EQT will Apleona verkaufen
In der deutschen Immobilienbranche, wenn auch an einem ganz anderen Punkt der Wertschöpfungskette, ist EQT bereits vertreten, und zwar über das Investment in die frühere Gebäudemanagementsparte von Bilfinger, die seit der Übernahme durch EQT Apleona heißt. Diese wollen die Schweden nun aber offenbar bald verkaufen.
Neben Apleona hat EQT elf weitere deutsche Unternehmen im Portfolio, darunter auch den potenziellen Börsenkandidaten Ottobock. Hier wird bereits auf einen IPO im nächsten Jahr geschielt. Jüngste Zukäufe in Deutschland waren der Kabelnetzbetreiber Deutsche Glasfaser, den das PE-Haus im Februar diesen Jahres erwarb, sowie der Desinfektionsmittelhersteller Schülke Ende April.
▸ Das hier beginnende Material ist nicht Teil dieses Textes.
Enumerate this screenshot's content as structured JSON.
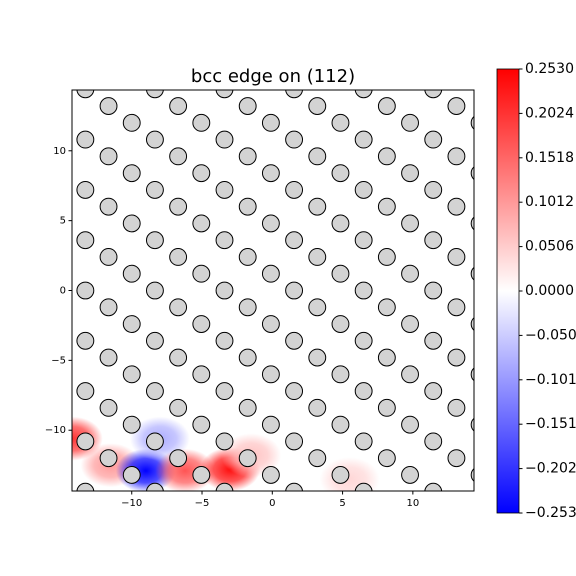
{
  "chart_data": {
    "type": "scatter",
    "title": "bcc edge on (112)",
    "xlim": [
      -14.25,
      14.35
    ],
    "ylim": [
      -14.35,
      14.35
    ],
    "xticks": [
      {
        "value": -10,
        "label": "−10"
      },
      {
        "value": -5,
        "label": "−5"
      },
      0,
      5,
      10
    ],
    "yticks": [
      {
        "value": -10,
        "label": "−10"
      },
      {
        "value": -5,
        "label": "−5"
      },
      0,
      5,
      10
    ],
    "clim": [
      -0.253,
      0.253
    ],
    "cticks": [
      {
        "value": 0.253,
        "label": "0.2530"
      },
      {
        "value": 0.2024,
        "label": "0.2024"
      },
      {
        "value": 0.1518,
        "label": "0.1518"
      },
      {
        "value": 0.1012,
        "label": "0.1012"
      },
      {
        "value": 0.0506,
        "label": "0.0506"
      },
      {
        "value": 0,
        "label": "0.0000"
      },
      {
        "value": -0.0506,
        "label": "−0.050"
      },
      {
        "value": -0.1012,
        "label": "−0.101"
      },
      {
        "value": -0.1518,
        "label": "−0.151"
      },
      {
        "value": -0.2024,
        "label": "−0.202"
      },
      {
        "value": -0.253,
        "label": "−0.253"
      }
    ],
    "atom_color": "#d3d3d3",
    "atoms": [
      {
        "y": 14.4,
        "x": [
          -13.3,
          -8.35,
          -3.4,
          1.55,
          6.5,
          11.45
        ]
      },
      {
        "y": 13.2,
        "x": [
          -11.65,
          -6.7,
          -1.75,
          3.2,
          8.15,
          13.1
        ]
      },
      {
        "y": 12,
        "x": [
          -14.95,
          -10,
          -5.05,
          -0.1,
          4.85,
          9.8,
          14.75
        ]
      },
      {
        "y": 10.8,
        "x": [
          -13.3,
          -8.35,
          -3.4,
          1.55,
          6.5,
          11.45
        ]
      },
      {
        "y": 9.6,
        "x": [
          -11.65,
          -6.7,
          -1.75,
          3.2,
          8.15,
          13.1
        ]
      },
      {
        "y": 8.4,
        "x": [
          -14.95,
          -10,
          -5.05,
          -0.1,
          4.85,
          9.8,
          14.75
        ]
      },
      {
        "y": 7.2,
        "x": [
          -13.3,
          -8.35,
          -3.4,
          1.55,
          6.5,
          11.45
        ]
      },
      {
        "y": 6,
        "x": [
          -11.65,
          -6.7,
          -1.75,
          3.2,
          8.15,
          13.1
        ]
      },
      {
        "y": 4.8,
        "x": [
          -14.95,
          -10,
          -5.05,
          -0.1,
          4.85,
          9.8,
          14.75
        ]
      },
      {
        "y": 3.6,
        "x": [
          -13.3,
          -8.35,
          -3.4,
          1.55,
          6.5,
          11.45
        ]
      },
      {
        "y": 2.4,
        "x": [
          -11.65,
          -6.7,
          -1.75,
          3.2,
          8.15,
          13.1
        ]
      },
      {
        "y": 1.2,
        "x": [
          -14.95,
          -10,
          -5.05,
          -0.1,
          4.85,
          9.8,
          14.75
        ]
      },
      {
        "y": 0,
        "x": [
          -13.3,
          -8.35,
          -3.4,
          1.55,
          6.5,
          11.45
        ]
      },
      {
        "y": -1.2,
        "x": [
          -11.65,
          -6.7,
          -1.75,
          3.2,
          8.15,
          13.1
        ]
      },
      {
        "y": -2.4,
        "x": [
          -14.95,
          -10,
          -5.05,
          -0.1,
          4.85,
          9.8,
          14.75
        ]
      },
      {
        "y": -3.6,
        "x": [
          -13.3,
          -8.35,
          -3.4,
          1.55,
          6.5,
          11.45
        ]
      },
      {
        "y": -4.8,
        "x": [
          -11.65,
          -6.7,
          -1.75,
          3.2,
          8.15,
          13.1
        ]
      },
      {
        "y": -6,
        "x": [
          -14.95,
          -10,
          -5.05,
          -0.1,
          4.85,
          9.8,
          14.75
        ]
      },
      {
        "y": -7.2,
        "x": [
          -13.3,
          -8.35,
          -3.4,
          1.55,
          6.5,
          11.45
        ]
      },
      {
        "y": -8.4,
        "x": [
          -11.65,
          -6.7,
          -1.75,
          3.2,
          8.15,
          13.1
        ]
      },
      {
        "y": -9.6,
        "x": [
          -14.95,
          -10,
          -5.05,
          -0.1,
          4.85,
          9.8,
          14.75
        ]
      },
      {
        "y": -10.8,
        "x": [
          -13.3,
          -8.35,
          -3.4,
          1.55,
          6.5,
          11.45
        ]
      },
      {
        "y": -12,
        "x": [
          -11.65,
          -6.7,
          -1.75,
          3.2,
          8.15,
          13.1
        ]
      },
      {
        "y": -13.2,
        "x": [
          -14.95,
          -10,
          -5.05,
          -0.1,
          4.85,
          9.8,
          14.75
        ]
      },
      {
        "y": -14.4,
        "x": [
          -13.3,
          -8.35,
          -3.4,
          1.55,
          6.5,
          11.45
        ]
      }
    ],
    "field": {
      "x": [
        -14.2,
        -11.5,
        -9,
        -8,
        -6.2,
        -3,
        -1.5,
        5.5
      ],
      "y": [
        -10.6,
        -12.5,
        -12.9,
        -10.6,
        -12.9,
        -12.8,
        -11.8,
        -13.5
      ],
      "values": [
        0.2,
        0.1,
        -0.253,
        -0.08,
        0.17,
        0.24,
        0.06,
        0.04
      ]
    }
  }
}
Auch Schüttflix hat neuen Investor
Heute wurde auch noch eine zweite, wenn auch deutlich kleinere Transaktion aus der Baubranche bekannt. Wie die FAZ berichtet, ist der Baukonzern Strabag mit einem einstelligen Prozentsatz bei dem Gütersloher Start-up Schüttflix eingestiegen, das eine digitale Plattform für den Einkauf und die Abrechnung von Schüttgut entwickelt hat. Strabag will die Schüttflix-Lösung in den nächsten Monaten an all seinen rund 5.000 Baustellen einführen. Schüttflix gehört ebenfalls zu den Tech-Unternehmen, die die Bauindustrie digitalisieren wollen. Das Unternehmen ist erst zwei Jahre alt, wächst aber stark und plant, in diesem Jahr bereits 12 Millionen Euro Umsatz zu erlösen.